C’è magia in questo disco.
Ci sono tutti i vostri ricordi più nascosti, tutte le sfaccettature che solo voi conoscete, tutto ciò di cui vi vergognate. Trust culla dolcemente, dona emozioni con melodie sfiorate e sussurrate che ascolto dopo ascolto diventano le vostre verità. I Low hanno superato le pop-song, lo slow-core, l’indie più dimesso sempre a modo loro, ossia con classe. Qui però toccano il fondo della loro anima.

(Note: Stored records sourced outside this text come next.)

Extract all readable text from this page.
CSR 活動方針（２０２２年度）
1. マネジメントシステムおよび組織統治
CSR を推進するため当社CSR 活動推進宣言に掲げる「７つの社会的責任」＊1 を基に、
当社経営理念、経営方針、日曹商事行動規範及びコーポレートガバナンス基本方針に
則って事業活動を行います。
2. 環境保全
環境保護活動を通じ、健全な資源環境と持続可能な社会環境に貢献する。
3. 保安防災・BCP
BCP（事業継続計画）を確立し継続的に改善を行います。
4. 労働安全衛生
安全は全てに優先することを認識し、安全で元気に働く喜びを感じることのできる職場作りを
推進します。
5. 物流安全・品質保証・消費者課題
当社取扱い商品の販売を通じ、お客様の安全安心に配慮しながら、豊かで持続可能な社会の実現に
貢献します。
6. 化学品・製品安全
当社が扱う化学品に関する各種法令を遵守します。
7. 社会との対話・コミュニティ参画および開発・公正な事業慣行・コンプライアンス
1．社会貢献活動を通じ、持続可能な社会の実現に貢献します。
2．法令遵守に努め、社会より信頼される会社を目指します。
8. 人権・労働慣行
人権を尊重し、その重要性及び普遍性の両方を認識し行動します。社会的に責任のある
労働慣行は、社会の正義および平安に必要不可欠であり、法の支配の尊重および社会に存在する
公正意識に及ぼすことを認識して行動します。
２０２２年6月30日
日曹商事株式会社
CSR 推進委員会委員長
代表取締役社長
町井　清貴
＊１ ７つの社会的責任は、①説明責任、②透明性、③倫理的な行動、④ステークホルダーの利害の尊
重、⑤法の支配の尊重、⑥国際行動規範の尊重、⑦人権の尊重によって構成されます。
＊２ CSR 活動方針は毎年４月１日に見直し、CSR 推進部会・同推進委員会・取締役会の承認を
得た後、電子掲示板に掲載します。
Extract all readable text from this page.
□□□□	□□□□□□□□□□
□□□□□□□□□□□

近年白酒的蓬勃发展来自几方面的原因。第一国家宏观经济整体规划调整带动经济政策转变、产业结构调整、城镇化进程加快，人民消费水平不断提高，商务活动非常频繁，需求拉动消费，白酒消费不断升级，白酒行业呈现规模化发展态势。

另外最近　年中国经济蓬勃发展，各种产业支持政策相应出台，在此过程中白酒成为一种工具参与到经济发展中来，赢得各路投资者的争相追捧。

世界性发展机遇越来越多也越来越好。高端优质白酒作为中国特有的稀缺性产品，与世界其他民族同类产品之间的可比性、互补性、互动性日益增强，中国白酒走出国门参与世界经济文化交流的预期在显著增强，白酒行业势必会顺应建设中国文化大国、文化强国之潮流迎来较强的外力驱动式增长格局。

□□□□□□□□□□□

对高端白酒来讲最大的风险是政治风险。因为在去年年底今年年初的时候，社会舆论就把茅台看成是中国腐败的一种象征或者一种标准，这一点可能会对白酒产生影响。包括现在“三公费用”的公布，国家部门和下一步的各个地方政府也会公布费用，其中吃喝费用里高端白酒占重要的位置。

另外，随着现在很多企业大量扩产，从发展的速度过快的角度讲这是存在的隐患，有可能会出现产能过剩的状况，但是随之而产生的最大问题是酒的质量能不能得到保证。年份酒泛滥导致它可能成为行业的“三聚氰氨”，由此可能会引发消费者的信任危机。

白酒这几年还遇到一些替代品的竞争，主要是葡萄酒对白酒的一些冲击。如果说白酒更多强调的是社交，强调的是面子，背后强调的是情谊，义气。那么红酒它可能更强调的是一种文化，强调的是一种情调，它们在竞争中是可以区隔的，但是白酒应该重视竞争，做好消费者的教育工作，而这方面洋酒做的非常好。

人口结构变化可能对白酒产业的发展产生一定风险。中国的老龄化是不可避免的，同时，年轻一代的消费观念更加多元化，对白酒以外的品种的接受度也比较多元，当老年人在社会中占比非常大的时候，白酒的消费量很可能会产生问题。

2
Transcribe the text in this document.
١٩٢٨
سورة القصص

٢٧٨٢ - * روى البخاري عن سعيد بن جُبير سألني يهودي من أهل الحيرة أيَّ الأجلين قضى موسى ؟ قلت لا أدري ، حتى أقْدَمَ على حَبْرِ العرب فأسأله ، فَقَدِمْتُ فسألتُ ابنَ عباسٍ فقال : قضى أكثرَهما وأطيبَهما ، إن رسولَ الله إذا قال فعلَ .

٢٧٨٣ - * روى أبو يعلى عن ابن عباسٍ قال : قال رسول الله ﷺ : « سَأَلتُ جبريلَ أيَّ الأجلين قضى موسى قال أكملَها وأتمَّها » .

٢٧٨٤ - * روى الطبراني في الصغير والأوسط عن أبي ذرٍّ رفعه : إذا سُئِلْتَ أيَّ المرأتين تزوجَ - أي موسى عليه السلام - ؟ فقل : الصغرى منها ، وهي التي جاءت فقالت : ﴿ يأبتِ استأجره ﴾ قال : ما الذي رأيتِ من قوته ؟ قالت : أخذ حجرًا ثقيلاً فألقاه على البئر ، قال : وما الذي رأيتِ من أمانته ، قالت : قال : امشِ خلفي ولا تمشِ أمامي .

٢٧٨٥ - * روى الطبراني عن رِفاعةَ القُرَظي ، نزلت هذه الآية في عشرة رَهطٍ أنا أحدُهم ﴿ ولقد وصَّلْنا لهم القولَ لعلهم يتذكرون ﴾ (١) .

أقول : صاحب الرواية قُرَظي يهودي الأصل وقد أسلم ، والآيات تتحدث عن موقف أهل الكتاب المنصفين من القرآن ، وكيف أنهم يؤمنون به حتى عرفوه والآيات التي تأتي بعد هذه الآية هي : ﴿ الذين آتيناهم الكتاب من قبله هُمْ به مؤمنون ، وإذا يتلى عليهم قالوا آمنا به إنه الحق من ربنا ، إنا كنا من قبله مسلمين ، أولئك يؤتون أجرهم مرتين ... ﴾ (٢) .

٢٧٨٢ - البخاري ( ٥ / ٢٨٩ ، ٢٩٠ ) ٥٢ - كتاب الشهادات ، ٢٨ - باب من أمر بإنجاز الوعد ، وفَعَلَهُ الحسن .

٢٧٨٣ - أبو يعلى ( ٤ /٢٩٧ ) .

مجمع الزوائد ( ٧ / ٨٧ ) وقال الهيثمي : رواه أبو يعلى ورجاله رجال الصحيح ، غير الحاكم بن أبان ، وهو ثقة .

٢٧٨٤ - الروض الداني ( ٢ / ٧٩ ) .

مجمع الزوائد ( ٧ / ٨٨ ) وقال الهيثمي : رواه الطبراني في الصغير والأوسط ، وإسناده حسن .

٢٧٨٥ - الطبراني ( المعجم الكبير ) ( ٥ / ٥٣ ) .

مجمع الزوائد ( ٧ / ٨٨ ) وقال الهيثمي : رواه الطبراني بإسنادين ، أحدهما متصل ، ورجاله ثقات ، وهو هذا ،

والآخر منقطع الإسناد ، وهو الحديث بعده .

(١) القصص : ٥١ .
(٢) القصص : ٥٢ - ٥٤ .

Si tingono di colorato misticismo, basterebbe la splendida Tonight per capire la loro assoluta ispirazione, con quegli echi di My Bloody Valentine in mente come non mai, oppure The Lamb, dolcissimo e tremante blues dove gocce di piano diventano acqua da cui dissetarsi, dove l’intensità diventa accecante per poi richiudersi mestamente in un sussurro... e via poi nella giostra di Last Snowstorm of the Year, due minuti e poco più di un valzer che scivola nella specchio di casa nostra. Assolutamente consapevoli delle proprie capacità e di conseguenza liberi da qualsiasi compromesso, il trio del Minnesota (Mimi Parker, Alan Sparhawk, Zak Sally) si dilatano fino alla stasi, fino ad un punto di non ritorno dove tutto è immobile, e qui, nel buio più completo, iniziano a destarsi. Ogni minimo accordo, ogni cambio melodico, ogni corda sfiorata, acquista di conseguenza un valore enorme, stupendoci per la semplice bellezza che tutte le canzoni hanno (come non rimanere folgorati dal crescendo di Little Argument With Myself?). Ogni tanto riemergono momenti pop/folk tipo La La La Song o In The Drugs, piccoli cioccolatini di anima che inebriano e scaldano anche i cuori più voraci, anche se il momento in assoluto più commovente è Shots and Ladders… come trattenere il respiro senza annegare in una tazza di cielo. Descrivere Trust con un genere non ha senso, si può solo lasciarsi andare ad esso.
Riuscireste voi ha descrivere la bellezza che si sprigiona dal sorriso di un bambino?